Using Data Science to Improve the Natural Gas Pipeline System 

Executive Summary

  • A local distribution company (LDC) in the natural gas industry needed to predict which parts of its pipeline were at greatest risk of failure and consequence to nearby residents and businesses
  • A consultancy working with the company’s Asset Integrity Management department, used data science to predict pipeline failures
  • By overlaying the potential consequences of each predicted failure, the consultants helped the company adopt a monetized risk approach to managing the pipeline
  • As a result, the company’s pipeline operations are now safer, while spend decision-making is more efficient

About the Company and the RapidMiner User Group

The focus of this case study is a local distribution company (LDC) in the United States natural gas industry. Like most LDCs, the company receives gas at the city gate, the point where gas leaves the long distance transportation system for the lower pressure, more diffuse, LDC systems that deliver the gas locally. The company buys gas from the long distance transporter and delivers and sells it to homes and businesses in the territories in which the company operates.

The gas pipeline network is a critical part of the company’s operations, as with any LDC. The company’s network is typical of LDCs, in terms of its age and health. A large portion of the nation’s local distribution network was installed in the 1950s and 1960s as consumer demand for natural gas more than doubled following World War II. In the 1990s, over 200,000 miles of new local distribution pipelines were installed to provide service to new commercial facilities and housing developments. Over 30,000 more miles of distribution pipelines were added from 2000 to 2014. There are, in total, more than two million miles of gas distribution pipeline in the US.

The company has an Asset Integrity Management department, which is responsible for ensuring the well being of the pipeline network, including identifying sections of the network needing repair and overseeing repairs when they happen.

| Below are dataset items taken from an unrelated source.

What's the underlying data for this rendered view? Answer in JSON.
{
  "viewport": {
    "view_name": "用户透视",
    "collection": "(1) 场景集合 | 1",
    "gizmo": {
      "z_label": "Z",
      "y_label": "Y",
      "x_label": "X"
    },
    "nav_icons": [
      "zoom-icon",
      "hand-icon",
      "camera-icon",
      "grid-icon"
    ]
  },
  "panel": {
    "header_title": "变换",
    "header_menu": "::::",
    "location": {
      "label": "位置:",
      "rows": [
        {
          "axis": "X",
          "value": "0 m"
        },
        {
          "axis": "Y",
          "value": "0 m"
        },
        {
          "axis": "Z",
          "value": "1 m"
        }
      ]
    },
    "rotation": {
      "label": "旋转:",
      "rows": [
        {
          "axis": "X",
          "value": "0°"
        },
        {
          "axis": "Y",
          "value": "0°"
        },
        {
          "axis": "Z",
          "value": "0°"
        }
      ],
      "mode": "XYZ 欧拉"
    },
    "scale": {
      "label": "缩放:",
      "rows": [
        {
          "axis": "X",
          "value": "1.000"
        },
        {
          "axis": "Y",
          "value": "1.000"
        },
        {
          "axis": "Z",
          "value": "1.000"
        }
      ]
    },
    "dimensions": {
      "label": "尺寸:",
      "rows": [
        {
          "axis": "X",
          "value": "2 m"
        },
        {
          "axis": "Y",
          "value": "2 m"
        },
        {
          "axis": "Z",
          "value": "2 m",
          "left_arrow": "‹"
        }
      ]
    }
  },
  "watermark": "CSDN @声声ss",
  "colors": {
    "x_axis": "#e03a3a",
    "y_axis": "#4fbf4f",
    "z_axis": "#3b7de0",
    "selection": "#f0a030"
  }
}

To aid in this effort, the company has contracted with a specialist consulting firm to lend its data science and machine learning expertise and help the company increase the precision and effectiveness of its asset management process. The consulting firm is a certified partner of RapidMiner, and the consultants are the primary RapidMiner users on behalf of the company.

The Company’s Need

Better predict which parts of the pipeline need repair

The company hired the consultants to use their data science expertise to help it better identify the parts of the pipeline that represented the highest overall risk, in terms of need of repair and potential consequences should a leak occur.

Local distribution companies have an obligation to their customers and their communities to ensure their pipeline networks are safe and reliable. Small leaks in the gas pipelines are common, especially considering how old some of the infrastructure is. In fact, the LDC industry finds and repairs over 500,000 leaks per year. Mercaptan, the odorant added at the city gate which gives natural gas its distinctive rotten egg smell, means gas leaks are often detected and fixed quickly. Further, there are strict government regulations on pipeline safety and leak prevention promulgated by the federal government Pipeline and Hazardous Materials Safety Administration (PHMSA) implemented by State Agencies.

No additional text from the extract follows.